In 2012 Dr. Peggy Wisdom with the Wisdom Family Foundation provided support for the evaluation of the need and feasibility of OUHSC to develop a formal interprofessional education program for our health professions students. Dr. Wisdom had been fortunate to have experienced many positive interprofessional collaborations since beginning her career as a neurologist. Having worked with interprofessional teams caring for persons who had experienced life-changing conditions such as traumatic brain injury, spinal cord injury and stroke convinced her that not only can a team of professionals have a positive impact on the ultimate outcome after injury or illness but that patients and their families are likely to be more satisfied with consistent information from team members and one patient-centered care plan rather than the traditional plans submitted by multiple health care professionals.

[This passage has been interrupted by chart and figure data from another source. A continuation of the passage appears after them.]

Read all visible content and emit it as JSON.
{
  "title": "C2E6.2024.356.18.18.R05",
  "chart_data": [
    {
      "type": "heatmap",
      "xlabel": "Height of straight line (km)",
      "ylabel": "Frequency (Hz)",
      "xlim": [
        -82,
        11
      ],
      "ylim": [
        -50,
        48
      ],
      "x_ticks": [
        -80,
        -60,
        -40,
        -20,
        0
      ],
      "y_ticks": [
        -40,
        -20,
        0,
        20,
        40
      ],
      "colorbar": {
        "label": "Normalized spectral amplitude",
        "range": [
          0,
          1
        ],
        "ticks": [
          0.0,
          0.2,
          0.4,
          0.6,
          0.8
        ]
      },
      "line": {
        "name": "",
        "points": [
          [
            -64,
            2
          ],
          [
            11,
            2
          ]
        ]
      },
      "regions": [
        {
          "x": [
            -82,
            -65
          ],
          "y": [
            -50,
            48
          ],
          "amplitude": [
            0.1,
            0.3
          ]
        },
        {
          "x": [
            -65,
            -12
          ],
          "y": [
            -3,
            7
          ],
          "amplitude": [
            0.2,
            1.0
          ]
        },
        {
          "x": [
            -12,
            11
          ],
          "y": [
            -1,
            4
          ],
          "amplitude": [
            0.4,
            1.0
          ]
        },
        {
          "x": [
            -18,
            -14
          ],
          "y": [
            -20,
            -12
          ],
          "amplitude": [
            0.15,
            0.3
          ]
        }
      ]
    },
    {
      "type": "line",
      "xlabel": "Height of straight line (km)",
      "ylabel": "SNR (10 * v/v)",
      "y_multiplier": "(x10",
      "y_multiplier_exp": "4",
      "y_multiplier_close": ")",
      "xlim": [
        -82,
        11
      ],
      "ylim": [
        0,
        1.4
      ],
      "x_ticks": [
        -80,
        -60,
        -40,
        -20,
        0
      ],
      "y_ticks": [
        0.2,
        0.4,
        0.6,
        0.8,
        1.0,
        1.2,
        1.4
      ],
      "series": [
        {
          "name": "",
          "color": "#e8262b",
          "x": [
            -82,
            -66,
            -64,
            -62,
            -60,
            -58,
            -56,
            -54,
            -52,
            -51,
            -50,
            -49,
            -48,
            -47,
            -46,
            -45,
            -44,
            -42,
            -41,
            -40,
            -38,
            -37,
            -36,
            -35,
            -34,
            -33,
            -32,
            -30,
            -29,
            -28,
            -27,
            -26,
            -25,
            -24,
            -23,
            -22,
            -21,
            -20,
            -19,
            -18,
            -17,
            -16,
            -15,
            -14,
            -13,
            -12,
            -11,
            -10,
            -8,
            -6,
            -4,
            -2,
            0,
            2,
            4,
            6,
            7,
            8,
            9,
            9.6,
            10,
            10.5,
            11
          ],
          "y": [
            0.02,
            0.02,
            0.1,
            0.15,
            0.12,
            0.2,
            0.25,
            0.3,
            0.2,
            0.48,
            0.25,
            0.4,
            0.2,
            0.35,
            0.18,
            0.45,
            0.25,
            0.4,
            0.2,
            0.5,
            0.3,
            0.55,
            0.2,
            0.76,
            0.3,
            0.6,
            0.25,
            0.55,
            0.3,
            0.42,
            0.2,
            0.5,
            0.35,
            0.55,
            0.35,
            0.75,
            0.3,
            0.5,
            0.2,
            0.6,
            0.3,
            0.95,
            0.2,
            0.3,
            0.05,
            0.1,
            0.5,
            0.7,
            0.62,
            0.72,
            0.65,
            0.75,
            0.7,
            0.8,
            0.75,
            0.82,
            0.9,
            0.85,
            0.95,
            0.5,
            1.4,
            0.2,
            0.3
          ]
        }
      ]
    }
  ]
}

However, it was her own personal experience with a life- changing illness that instilled the notion to start working toward development of a formal interprofessional education program for all our students at OUHSC. After her illness she began to look at the components of interprofessional teams she was working on and recognized that students from all our educational programs were not a part of the teams. She believed that if students representing the various professions could participate in supervised clinical collaborations they would be better prepared to transition to clinical practice as “Team-Ready” health care professionals. The benefit of being “Team-Ready” as a student results in improved efficiency and effectiveness of a team as students are trained in Interprofessional Competencies before they become practioners . If a student has the training and experience in knowing the roles and responsibilities of health professions, communicating between health professions, team-based skills needed to be effective and values of a successful team they are more likely to be ready to accept the challenges of teams they participate in upon graduation.

Clearly OUHSC had highly qualified faculty resources for interprofessional education on campus as she had benefited from interprofessional collaboration early in her career while at O’Donoghue Rehabilitation Institute. The Colleges of Medicine, Dentistry, Allied Health, Public Health, Pharmacy and Nursing were graduating well educated students. We also had a successful Faculty Development Program for all OUHSC faculties which promoted interprofessional collaboration. However we were all working in silos and we needed an opportunity to expand our resources to include interprofessional education. Once Dr. Wisdom called upon several of her colleagues to discuss the feasibility of interprofessional collaboration, it did not take long for a core group of faculty to start to work by literature searches, attending interprofessional conference’s and scheduling regular meetings to develop the concept of interprofessional education for our campus. This collaboration has led to the development of All Professions Day which is a curriculum designed around Interprofessional Competencies and team-building active learning exercises. This year OUHSC is able to begin annual All Professions Day sessions so that all of our students will have the education and training in interprofessional collaboration.